Steve Westbrook

Personal information
- Date of birth: December 12, 1958 (age 67)
- Place of birth: St. Louis, Missouri, United States
- Positions: Forward; defender;

Youth career
- 1977–1980: Indiana Hoosiers

Senior career*
- Years: Team / Apps / (Gls)
- 1981–1983: Detroit Express
- 1981–1983: Wichita Wings (indoor) / 44 / (1)
- 1984–1985: Dallas Americans

Managerial career
- 2009–2010: Cal Lutheran University (assistant)

= Steve Westbrook =

American soccer player and coach

Steve Westrook is a retired American soccer defender who played professionally in the American Soccer League, United Soccer League and Major Indoor Soccer League.

In 1977, Westbrook graduated from Christian Brothers College High School. He attended Indiana University, playing as a forward on the men's soccer team from 1977 to 1980. The Hoosiers finished runner-up in the 1978 and 1980 NCAA Division I Men's Soccer Championship.

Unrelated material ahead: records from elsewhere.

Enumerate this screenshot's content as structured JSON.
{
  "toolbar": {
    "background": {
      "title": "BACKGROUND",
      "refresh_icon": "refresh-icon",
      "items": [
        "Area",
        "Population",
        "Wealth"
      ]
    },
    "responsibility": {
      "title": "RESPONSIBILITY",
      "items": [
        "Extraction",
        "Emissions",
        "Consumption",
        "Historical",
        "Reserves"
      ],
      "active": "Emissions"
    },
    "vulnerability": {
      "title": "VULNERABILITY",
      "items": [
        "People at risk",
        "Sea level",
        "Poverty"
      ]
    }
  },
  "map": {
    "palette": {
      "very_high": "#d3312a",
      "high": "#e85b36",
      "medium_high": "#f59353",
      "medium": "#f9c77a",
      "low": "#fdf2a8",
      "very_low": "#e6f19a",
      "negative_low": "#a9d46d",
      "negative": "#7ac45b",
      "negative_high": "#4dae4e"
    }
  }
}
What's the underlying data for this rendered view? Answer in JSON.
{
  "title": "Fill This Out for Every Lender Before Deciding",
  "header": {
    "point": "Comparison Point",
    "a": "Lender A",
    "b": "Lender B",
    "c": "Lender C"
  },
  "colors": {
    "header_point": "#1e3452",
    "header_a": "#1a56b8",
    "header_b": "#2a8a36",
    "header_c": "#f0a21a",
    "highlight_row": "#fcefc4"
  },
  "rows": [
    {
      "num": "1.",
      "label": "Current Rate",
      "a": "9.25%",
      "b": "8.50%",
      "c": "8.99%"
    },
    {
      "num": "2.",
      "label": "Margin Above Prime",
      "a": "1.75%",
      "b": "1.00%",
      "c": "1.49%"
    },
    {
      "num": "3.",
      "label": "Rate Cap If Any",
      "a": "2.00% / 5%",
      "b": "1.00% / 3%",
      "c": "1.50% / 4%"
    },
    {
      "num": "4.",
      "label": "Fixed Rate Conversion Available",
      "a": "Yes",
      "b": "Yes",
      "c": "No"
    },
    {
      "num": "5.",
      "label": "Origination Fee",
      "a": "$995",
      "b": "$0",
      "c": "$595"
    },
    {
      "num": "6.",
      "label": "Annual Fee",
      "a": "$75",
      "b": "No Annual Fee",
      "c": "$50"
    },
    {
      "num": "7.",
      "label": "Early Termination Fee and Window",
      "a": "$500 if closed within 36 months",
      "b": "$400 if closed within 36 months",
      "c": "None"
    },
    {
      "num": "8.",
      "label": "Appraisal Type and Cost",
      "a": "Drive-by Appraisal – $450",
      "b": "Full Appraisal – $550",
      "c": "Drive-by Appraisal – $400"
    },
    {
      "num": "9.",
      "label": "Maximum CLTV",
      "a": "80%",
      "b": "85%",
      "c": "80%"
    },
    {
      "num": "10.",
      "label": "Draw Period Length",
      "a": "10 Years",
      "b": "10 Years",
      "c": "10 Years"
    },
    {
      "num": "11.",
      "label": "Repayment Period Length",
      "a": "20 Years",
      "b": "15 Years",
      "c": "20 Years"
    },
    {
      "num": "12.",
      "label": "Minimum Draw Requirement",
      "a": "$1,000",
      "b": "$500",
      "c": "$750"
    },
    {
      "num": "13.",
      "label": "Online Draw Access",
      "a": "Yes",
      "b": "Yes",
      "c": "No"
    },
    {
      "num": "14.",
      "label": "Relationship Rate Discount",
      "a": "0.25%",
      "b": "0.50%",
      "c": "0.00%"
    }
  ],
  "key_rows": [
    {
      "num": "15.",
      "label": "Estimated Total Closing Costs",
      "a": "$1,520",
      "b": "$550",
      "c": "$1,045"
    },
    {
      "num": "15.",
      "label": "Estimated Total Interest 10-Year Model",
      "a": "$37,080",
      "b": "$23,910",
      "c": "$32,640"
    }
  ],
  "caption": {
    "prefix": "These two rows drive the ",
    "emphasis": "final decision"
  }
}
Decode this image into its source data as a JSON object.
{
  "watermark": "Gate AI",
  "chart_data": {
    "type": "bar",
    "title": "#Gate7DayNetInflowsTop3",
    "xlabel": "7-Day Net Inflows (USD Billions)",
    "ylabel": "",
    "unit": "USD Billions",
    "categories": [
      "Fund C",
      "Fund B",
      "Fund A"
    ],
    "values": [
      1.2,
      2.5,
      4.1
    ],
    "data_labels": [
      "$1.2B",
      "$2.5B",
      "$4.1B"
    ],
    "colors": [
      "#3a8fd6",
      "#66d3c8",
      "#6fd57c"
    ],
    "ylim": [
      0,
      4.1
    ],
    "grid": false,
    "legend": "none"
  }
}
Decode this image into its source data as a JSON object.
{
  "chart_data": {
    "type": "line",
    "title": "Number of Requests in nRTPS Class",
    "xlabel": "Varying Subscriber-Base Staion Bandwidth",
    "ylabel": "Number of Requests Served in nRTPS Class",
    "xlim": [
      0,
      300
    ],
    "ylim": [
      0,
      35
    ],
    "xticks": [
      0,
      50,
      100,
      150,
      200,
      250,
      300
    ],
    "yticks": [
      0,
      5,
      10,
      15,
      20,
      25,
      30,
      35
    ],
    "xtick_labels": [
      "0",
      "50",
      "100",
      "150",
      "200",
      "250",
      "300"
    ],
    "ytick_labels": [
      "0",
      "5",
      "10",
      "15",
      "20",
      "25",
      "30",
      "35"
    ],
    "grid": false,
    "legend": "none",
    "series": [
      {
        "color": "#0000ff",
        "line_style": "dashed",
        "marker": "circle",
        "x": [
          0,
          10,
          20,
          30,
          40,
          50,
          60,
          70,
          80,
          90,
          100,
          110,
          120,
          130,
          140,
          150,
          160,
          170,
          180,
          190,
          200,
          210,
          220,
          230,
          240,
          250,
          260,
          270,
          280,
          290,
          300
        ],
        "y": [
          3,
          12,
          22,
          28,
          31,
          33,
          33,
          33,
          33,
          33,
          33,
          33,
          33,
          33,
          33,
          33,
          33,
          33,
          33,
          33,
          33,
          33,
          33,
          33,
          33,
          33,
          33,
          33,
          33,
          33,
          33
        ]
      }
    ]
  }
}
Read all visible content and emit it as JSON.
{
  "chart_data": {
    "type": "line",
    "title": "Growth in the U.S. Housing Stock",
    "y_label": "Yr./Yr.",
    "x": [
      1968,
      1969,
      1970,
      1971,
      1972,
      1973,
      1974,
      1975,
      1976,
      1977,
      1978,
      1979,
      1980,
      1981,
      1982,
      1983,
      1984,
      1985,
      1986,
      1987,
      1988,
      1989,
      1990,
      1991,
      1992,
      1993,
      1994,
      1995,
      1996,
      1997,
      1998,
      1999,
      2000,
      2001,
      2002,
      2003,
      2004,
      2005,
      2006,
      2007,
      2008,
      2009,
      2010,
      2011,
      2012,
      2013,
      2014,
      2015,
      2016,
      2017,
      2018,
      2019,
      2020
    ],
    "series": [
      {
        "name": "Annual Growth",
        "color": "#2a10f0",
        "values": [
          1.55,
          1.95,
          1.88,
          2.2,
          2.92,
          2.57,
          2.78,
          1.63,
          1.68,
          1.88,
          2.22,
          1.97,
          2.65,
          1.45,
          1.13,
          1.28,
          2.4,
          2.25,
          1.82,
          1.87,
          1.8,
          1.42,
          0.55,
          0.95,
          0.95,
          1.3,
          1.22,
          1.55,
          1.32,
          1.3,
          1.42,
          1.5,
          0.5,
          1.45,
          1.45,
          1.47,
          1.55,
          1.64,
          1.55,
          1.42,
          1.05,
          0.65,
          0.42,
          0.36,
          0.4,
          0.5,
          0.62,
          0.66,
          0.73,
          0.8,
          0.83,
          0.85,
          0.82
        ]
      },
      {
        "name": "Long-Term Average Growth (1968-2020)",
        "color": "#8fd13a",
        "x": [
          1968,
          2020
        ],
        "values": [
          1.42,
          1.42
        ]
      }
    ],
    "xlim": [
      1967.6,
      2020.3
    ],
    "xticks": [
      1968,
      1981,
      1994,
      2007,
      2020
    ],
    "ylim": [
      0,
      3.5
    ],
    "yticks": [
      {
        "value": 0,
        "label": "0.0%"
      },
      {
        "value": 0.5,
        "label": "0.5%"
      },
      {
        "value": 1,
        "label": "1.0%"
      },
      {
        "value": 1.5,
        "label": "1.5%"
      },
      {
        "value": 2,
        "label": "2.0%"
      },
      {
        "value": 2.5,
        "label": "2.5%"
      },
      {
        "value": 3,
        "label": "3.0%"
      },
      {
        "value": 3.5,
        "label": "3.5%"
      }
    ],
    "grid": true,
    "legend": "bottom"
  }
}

In 1981, Westbrook signed with the Detroit Express of the American Soccer League and was moved to defensive midfielder. He was a 1981 First Team All Star. Westbrook spent three seasons with the Express which folded following the 1983 season. In the fall of 1981, Westbrook joined the Wichita Wings of the Major Indoor Soccer League. He spent two years with the Wings playing the winter indoor seasons. In 1984, he moved to the Dallas Americans of the United Soccer League for the two seasons of the league's existence.